Which, to put it mildly, is a gross understatement, if ever there was one. The canker is overwhelming, if the UN’s World Heritage Committee’s report is any indication. It thus comes about that many of the station buildings, once certified as structures of what they call “Outstanding Universal Value” have “lost the original fabric and have “seriously deteriorated” over the past 20 years, specifically ever since DHR figured in the World Heritage List in 1999.
Membership to this rarefied catalogue of the history of transportation was subsequently renewed in 2004 and 2008. Since then and to use a metaphor, the Darjeeling Himalayan Railway, once a major source of revenue and the proud boast of the Indian Railways, has been on the downhill road. If the turmoil in Darjeeling has had a bearing on tourism since the mid-1980s, the callous indifference towards the “toy train” has robbed the hill station of one of its primary attractions.
In its prognosis of the malaise, the UNESCO has lamented that “ill-advised modernisation efforts” have been compounded by lack of maintenance. The renewed unrest in 2016-17 has also impacted the Railways. Skewed development has also had a deleterious effect. The property of DHR suffers from “serious encroachment” by illegal construction and from dumping of waste along the tracks.

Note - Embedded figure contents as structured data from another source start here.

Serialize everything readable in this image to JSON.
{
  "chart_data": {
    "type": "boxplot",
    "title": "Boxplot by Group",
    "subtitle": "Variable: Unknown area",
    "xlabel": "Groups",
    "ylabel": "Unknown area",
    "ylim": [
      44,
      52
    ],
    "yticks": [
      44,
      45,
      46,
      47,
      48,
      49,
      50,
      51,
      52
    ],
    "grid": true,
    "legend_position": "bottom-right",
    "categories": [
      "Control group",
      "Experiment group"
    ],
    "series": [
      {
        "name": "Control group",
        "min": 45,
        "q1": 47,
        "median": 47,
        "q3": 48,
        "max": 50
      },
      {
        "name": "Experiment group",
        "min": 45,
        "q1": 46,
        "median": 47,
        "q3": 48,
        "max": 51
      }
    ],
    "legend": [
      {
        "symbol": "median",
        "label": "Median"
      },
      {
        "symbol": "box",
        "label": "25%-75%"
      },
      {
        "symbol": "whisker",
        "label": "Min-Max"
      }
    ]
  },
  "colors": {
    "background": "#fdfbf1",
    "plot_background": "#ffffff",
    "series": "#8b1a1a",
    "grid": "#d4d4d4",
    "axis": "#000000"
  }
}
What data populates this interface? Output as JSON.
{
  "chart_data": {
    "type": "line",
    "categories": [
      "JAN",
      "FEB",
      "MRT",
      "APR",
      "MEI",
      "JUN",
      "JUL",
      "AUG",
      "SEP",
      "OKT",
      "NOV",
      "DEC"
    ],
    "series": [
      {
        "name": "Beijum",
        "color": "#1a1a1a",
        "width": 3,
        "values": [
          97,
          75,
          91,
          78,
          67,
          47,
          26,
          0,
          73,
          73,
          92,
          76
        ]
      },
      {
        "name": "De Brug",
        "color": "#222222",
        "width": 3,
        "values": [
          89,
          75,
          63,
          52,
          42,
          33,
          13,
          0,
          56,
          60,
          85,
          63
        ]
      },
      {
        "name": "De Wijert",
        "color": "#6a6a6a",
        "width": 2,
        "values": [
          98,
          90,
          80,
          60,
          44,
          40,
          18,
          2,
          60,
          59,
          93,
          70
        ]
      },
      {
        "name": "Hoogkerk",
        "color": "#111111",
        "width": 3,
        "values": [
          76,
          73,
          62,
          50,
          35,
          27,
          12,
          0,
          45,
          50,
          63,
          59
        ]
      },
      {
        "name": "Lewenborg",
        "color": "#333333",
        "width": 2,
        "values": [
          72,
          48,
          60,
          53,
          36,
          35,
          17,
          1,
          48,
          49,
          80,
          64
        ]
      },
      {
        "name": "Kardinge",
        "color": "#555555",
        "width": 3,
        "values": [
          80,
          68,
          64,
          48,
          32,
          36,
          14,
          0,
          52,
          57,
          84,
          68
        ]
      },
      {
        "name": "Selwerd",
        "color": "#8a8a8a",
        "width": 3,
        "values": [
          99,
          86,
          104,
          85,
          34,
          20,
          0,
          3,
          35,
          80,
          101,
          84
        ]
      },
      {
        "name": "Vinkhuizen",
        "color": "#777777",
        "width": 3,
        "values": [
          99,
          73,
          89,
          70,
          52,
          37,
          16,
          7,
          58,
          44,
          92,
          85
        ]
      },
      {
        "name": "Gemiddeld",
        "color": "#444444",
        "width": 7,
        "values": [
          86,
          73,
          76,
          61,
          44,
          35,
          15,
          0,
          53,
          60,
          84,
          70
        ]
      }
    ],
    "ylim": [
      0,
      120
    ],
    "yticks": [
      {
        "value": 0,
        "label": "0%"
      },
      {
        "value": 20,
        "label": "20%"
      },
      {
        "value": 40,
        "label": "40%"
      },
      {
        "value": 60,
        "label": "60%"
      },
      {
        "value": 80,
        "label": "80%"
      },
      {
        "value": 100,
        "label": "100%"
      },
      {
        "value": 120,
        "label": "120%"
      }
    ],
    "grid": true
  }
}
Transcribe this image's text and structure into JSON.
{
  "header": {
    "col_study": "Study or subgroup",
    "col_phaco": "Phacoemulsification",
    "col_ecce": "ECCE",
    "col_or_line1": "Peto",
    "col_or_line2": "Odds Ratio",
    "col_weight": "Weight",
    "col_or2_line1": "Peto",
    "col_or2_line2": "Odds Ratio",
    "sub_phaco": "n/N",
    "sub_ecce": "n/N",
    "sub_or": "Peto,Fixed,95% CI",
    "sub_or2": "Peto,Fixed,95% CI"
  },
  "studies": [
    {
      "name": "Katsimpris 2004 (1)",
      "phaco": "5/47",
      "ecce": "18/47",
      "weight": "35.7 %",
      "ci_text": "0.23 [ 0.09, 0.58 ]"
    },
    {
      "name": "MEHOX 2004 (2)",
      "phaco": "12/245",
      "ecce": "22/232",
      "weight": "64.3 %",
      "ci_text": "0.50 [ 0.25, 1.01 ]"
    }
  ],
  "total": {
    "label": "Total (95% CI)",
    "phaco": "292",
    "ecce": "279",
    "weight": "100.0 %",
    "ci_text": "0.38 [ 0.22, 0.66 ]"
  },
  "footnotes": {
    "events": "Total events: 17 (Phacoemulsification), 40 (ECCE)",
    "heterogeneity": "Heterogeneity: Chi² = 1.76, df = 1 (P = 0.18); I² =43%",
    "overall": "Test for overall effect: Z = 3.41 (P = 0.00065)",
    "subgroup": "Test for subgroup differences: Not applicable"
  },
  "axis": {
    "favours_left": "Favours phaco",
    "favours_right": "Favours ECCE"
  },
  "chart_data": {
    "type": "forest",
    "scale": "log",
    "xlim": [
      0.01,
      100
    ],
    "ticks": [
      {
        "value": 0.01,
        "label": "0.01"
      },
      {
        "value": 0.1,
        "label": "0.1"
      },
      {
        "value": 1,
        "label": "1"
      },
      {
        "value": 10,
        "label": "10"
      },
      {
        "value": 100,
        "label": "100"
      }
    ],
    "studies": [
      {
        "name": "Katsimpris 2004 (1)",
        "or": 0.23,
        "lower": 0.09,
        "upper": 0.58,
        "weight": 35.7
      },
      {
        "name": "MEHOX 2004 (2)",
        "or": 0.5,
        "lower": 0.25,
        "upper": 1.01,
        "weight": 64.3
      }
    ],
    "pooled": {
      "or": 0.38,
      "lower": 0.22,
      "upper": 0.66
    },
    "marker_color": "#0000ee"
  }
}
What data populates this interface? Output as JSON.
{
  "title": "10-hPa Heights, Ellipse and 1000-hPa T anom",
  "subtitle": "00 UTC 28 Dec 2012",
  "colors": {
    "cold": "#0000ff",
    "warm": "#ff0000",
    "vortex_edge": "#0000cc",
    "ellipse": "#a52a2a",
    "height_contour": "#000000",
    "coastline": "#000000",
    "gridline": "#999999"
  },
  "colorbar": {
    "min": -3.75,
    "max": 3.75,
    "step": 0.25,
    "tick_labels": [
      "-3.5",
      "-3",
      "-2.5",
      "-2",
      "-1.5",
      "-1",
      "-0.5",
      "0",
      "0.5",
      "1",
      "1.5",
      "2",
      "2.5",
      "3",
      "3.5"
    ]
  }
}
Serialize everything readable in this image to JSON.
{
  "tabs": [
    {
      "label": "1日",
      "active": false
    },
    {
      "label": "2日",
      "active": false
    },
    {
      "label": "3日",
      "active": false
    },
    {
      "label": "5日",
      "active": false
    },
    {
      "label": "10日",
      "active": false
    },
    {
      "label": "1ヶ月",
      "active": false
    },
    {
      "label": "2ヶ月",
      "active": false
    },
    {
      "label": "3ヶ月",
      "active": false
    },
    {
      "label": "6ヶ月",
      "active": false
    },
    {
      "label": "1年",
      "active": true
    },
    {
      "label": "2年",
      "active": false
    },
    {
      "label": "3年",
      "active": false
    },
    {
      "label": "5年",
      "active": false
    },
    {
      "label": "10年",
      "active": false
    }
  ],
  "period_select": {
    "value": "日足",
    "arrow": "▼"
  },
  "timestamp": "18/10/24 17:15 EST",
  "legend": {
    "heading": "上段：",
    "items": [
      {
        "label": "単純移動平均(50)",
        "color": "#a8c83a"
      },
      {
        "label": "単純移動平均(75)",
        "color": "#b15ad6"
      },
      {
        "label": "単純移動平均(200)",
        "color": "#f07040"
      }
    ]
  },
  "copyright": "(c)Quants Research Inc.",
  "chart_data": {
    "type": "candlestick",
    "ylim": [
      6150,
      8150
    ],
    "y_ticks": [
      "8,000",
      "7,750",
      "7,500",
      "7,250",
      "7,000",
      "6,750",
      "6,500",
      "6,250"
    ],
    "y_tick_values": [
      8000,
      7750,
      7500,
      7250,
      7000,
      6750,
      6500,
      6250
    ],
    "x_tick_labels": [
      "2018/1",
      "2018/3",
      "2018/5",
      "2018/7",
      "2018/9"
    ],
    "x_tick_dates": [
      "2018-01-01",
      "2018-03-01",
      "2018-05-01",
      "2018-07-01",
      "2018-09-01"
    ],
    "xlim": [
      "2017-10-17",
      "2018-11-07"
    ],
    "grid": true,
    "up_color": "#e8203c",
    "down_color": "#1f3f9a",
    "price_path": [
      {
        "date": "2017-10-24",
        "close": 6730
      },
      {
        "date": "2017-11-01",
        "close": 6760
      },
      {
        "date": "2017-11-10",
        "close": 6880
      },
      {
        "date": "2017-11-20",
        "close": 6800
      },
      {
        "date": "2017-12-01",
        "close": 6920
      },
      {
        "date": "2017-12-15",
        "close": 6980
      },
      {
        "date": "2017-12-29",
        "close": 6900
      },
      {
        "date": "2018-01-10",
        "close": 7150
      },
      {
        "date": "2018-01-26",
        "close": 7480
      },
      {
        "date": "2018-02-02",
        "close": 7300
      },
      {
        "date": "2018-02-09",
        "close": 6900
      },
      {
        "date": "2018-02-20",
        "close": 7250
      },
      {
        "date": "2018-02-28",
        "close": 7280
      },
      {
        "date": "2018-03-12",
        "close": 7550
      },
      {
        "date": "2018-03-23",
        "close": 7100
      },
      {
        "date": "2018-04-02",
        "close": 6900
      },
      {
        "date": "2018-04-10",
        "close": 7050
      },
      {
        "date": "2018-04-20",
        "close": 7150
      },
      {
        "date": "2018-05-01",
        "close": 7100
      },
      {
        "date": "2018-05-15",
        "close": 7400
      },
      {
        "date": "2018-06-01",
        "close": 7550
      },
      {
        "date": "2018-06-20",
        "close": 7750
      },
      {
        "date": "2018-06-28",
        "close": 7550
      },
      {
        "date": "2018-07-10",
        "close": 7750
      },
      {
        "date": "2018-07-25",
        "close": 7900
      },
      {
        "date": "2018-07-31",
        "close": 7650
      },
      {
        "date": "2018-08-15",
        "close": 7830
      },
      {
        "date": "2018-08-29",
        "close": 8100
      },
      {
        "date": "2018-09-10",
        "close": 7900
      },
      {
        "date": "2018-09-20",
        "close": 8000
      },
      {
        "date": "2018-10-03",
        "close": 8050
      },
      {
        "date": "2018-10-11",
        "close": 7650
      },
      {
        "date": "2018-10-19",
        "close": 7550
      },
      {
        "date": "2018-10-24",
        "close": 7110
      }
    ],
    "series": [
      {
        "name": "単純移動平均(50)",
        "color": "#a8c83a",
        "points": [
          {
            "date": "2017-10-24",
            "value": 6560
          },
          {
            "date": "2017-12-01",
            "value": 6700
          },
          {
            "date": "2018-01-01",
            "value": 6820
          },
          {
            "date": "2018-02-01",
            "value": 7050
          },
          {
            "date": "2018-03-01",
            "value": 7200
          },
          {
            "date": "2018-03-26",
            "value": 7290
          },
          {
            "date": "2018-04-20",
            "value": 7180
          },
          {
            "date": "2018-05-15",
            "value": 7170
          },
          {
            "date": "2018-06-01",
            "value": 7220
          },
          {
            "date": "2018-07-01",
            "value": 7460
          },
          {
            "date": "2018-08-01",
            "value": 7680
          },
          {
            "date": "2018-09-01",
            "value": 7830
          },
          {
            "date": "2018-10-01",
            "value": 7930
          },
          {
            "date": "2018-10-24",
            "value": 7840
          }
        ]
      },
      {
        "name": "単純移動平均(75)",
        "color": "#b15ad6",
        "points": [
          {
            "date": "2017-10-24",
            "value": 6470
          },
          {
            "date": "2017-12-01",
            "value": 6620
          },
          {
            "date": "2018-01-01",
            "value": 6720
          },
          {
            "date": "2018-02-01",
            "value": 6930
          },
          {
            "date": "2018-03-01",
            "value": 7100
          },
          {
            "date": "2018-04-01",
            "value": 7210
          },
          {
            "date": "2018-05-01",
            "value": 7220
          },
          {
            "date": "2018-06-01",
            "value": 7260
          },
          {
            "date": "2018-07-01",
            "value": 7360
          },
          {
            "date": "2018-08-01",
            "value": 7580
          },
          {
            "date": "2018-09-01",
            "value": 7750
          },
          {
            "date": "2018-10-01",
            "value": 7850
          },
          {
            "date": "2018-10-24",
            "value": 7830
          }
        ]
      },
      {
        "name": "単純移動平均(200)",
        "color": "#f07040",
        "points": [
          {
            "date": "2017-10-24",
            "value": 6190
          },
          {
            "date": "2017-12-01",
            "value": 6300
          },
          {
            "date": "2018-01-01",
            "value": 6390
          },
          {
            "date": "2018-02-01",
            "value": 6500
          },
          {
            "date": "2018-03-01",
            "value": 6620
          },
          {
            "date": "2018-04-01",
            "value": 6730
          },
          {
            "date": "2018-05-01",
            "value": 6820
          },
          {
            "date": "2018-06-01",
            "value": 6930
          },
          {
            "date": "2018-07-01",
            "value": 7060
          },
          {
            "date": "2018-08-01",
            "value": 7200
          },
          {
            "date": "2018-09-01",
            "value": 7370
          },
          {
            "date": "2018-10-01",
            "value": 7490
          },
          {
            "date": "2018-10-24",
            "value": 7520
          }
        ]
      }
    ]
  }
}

The municipal authorities cannot evade responsibility for the mess. On closer reflection, the murk is endemic throughout the hills, dotted with unauthorised constructions. If DHR is wallowing in the mire, as the UNESCO report has underlined, the civic authorities and the Railways must share the blame.
The present is a far cry from the days when the “toy train” used to trundle alongside forests or tea gardens, the scenic beauty being one of the prime attractions of this mode of travel. It is symptomatic of the decline that DHR now runs between unauthorised constructions and shops. The neglect of the Darjeeling Himalayan Railways has been institutionalised… and consciously so. Lord Dalhousie would have been aghast.